For BW19-P286, the value of \(\max _i \{ \lfloor \log _2a_i\rfloor \}\) is 271 and 12 of the 18 \(a_i\)’s are negative. Only 222 different combinations of Frobenius powers are used and it costs \(1028\mathbf {m}_{19}\) to compute them. The multi-exponentiation requires \(271(\mathbf {m}_{19} + \mathbf {s}_{19})\). Combining everything yields an final exponentiation cost of \(18\mathbf {f}_{19} + 1299\mathbf {m}_{19} + 271\mathbf {s}_{19} + 13\mathbf {i}_{19}\), i.e. \(160\ 824 \mathbf {m} + 13\mathbf {i}_{19}\).

Table 6. Operation count for Miller loop (M.), final exponentiation (E.) and total pairing (T.). Inversions over odd-degree extension field are displayed as they are more costly than over an even-degree one (those usually cost one conjugaison over a quadratic subfield).

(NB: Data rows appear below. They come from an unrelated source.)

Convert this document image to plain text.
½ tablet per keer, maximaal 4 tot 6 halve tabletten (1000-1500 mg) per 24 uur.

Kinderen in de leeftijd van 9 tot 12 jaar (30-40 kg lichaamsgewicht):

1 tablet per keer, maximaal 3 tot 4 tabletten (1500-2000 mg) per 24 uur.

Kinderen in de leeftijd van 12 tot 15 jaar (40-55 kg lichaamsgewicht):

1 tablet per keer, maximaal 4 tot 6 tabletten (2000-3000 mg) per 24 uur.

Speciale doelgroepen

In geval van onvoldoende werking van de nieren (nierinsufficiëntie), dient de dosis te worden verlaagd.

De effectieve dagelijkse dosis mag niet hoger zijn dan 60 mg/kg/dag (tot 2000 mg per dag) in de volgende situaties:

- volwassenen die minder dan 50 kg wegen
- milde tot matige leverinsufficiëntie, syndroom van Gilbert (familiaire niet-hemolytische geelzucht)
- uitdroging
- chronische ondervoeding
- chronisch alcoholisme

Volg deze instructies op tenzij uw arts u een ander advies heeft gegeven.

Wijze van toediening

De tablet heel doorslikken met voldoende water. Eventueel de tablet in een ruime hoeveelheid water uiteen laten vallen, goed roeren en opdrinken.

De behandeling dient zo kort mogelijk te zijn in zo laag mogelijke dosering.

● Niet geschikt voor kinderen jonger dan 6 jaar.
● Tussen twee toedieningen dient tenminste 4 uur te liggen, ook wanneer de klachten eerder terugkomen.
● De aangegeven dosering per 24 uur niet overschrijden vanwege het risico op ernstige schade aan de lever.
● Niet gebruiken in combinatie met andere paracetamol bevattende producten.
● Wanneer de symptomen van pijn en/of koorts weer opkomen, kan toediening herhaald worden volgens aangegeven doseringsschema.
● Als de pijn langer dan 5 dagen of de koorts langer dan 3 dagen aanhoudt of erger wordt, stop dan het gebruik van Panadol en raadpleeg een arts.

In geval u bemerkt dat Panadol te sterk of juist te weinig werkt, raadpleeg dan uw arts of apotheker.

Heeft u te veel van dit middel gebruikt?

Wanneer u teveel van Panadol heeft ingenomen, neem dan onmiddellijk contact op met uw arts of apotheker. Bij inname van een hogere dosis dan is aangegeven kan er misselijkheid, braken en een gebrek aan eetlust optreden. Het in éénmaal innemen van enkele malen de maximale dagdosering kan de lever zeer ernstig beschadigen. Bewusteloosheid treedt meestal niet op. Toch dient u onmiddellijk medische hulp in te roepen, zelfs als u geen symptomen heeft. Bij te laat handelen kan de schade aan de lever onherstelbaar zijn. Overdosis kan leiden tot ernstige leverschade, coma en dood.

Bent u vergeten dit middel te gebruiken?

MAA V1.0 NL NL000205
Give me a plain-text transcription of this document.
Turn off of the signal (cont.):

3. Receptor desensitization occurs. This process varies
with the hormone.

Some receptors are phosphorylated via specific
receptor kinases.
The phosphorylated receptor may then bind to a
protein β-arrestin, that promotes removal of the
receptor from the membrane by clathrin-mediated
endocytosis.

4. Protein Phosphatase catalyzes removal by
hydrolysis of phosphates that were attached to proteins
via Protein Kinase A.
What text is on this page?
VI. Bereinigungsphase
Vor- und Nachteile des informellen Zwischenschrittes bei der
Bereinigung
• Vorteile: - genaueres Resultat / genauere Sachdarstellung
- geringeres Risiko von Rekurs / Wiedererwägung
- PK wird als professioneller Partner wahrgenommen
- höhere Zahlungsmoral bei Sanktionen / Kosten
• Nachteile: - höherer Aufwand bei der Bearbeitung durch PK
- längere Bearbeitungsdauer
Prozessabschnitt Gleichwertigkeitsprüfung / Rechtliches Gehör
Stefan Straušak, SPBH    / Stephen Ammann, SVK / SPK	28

From Table 6, the cost of the pairing for BW19-P286 is roughly 12 times higher than the one for B12-P446. However, doing the benchmark on both finite field gives a multiplication twice faster on the 286-bit finite field (90 ns) than the 446-bit one (190 ns). Hence, we estimate that the pairing over BW19-P286 is 6 times slower than the pairing over B12-P446.

7 Conclusion

In this paper, we have given an incentive to change the way pairing-friendly elliptic curve are constructed by shifting the optimization away from the balance between all operations (group exponentiation and pairing) towards only some operations (that might be used by constrained entities involved in cryptographic protocols).

Thus, we focused on elliptic curves with a fast exponentiation in the first pairing group upon noticing that the instantiation of some cryptographic protocols, e.g. Group Signature-like schemes, would benefit from such curves.

Along the way, we have described a new curve that is particularly relevant for cryptographic protocols extensively using exponentiation in the first pairing group. That curve is twice faster in that group and its pairing computation is reasonably six times slower compared to a BLS curve over a 446-bit field.

We leave to future work to investigate other protocol-curve dependencies.